Here are some highlights from our stay with Sita in Vicenza (since I know this post is getting rather book-ish… sometimes I just have a lot to say, ok?! 🙂 )

The Rotunda, which Thomas Jefferson's Monticello was modeled after

A human chess board in Marostica, where they play human chess every other year!

The Marostica chess board as I saw it... Still pretty cool, I'm sure even better with men and horses!

Bassano del Grappa, where we had lunch and toured a Grappa factory.
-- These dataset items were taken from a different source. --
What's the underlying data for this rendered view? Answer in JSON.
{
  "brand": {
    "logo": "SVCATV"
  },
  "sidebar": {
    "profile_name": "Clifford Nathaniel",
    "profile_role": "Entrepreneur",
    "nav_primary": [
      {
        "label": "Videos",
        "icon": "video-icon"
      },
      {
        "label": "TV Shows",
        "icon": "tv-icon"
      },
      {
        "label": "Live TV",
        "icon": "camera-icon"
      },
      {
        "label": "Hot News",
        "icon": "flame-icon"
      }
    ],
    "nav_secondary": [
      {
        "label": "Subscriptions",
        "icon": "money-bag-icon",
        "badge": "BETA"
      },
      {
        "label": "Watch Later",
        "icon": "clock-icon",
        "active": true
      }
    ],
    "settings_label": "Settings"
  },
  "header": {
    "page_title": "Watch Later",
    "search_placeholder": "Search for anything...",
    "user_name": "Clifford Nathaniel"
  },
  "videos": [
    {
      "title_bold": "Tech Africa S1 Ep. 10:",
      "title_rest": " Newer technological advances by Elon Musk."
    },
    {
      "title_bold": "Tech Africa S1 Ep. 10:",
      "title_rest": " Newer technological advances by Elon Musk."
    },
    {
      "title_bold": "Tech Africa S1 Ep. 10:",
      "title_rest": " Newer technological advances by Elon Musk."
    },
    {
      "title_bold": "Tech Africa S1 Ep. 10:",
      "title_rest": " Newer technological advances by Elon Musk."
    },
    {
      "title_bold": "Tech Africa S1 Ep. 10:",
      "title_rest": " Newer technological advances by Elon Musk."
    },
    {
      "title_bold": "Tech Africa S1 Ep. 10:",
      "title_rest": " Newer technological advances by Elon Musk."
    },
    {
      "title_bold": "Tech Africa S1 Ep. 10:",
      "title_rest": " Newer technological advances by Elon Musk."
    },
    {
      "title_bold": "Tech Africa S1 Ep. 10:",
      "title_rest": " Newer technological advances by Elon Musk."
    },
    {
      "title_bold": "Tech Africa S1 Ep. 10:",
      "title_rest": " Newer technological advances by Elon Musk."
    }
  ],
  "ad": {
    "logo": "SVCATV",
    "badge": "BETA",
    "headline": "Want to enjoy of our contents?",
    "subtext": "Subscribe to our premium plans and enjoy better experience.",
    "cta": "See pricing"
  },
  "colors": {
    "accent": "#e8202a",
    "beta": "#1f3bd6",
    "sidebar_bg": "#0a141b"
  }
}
After all that exploring, we headed back for Rome around 6pm on Sunday, the 8th of November.  It was about a six hour train ride… or so we thought.  We had heard there was going to be a train strike (infamous and not uncommon here in Italy) so we got to the train station in Vicenza a little early to be safe… Luckily our train was still running, so we said our goodbyes to Sita and headed for our designated platform.  We were taking a train from Vicenza to Padova, and Padova to Rome.  Our first train was delayed about 15 minutes and moved to a different platform, but no big deal… We still caught it and had given ourselves a little extra time between trains in Padova, so we were doing just fine.  Once we got to Padova we jumped on our train to Rome at 7:35pm and settled in for the long haul (about 4.5 more hours).  All was going well until a couple hours into the trip.  All of a sudden our train came to a screeching halt, seemingly in the middle of nowhere.  We didn’t think a whole lot of it until we saw police and paramedics with spotlights board our train… then a man sitting across from us overheard one of the men working on the train say something about what was going on, so he translated for us… turns out we had hit a person. Yes, you read correctly, a PERSON.  I swear folks, you can’t make this stuff up–I think I could write a horror story with some of the experiences I’ve had over here this semester!  So we sat there for another hour and a half before we finally got going again, and wouldn’t you know it, not another hour later our train came to its second screeching halt!  Of course this freaked us a little bit, who’d we hit this time? A little while after sitting there a man came through to tell us the train was having some “technical difficulties” (I’ll say!) but they were getting it fixed promptly.  After a little more sitting and waiting, we finally made it back to Rome, only about two and a half hours later than was originally planned (finally got home about 3am).  But luckily we made it in one piece, and had an overall great time. 

So that’s the North field trip for you!  I promise (yes PROMISE this time) to update REAL soon!  Last weekend a group of us girls went to Barcelona and had a wonderful time, so I have to fill you in all that.  My time here is winding down and it’s a little bittersweet… I still have so much to see and do here!  (Unfortunately some of that might get squandered by remaining projects for school…)  But I’m so very excited to see my family and my friends and be home for Christmas… It’s time to get back I think.  Just 16 days! 🙂

Tomorrow I’m going to the Vatican museums, and maybe a few other touristy places in Rome.  You know I’ll take lots and lots of pictures to share!

Thanks for reading all this (it’s longer than the 5 page term paper I wrote last week, ha!)… Hope you enjoyed it! SEE YOU SOON!!!



3 responses to “Milan, Venice, Vicenza – Oh my!

  1. did you know that your blog’s photo of the coliseum is SNOWING??

  2. Whew!!! That was an exhausting read! So you going to keep up with your walking once you get back to the states? Morey & I picked up a piece of Murano glass when we visited Venice. So looking forward to seeing 🙂 Love, Rhonda

  3. jenifersromanholiday

    I actually signed up for a 1 credit Walking for Fitness class on Mondays and Wednesdays!! ha! I’m going to (hopefully) walk lots more and eat lots less pasta!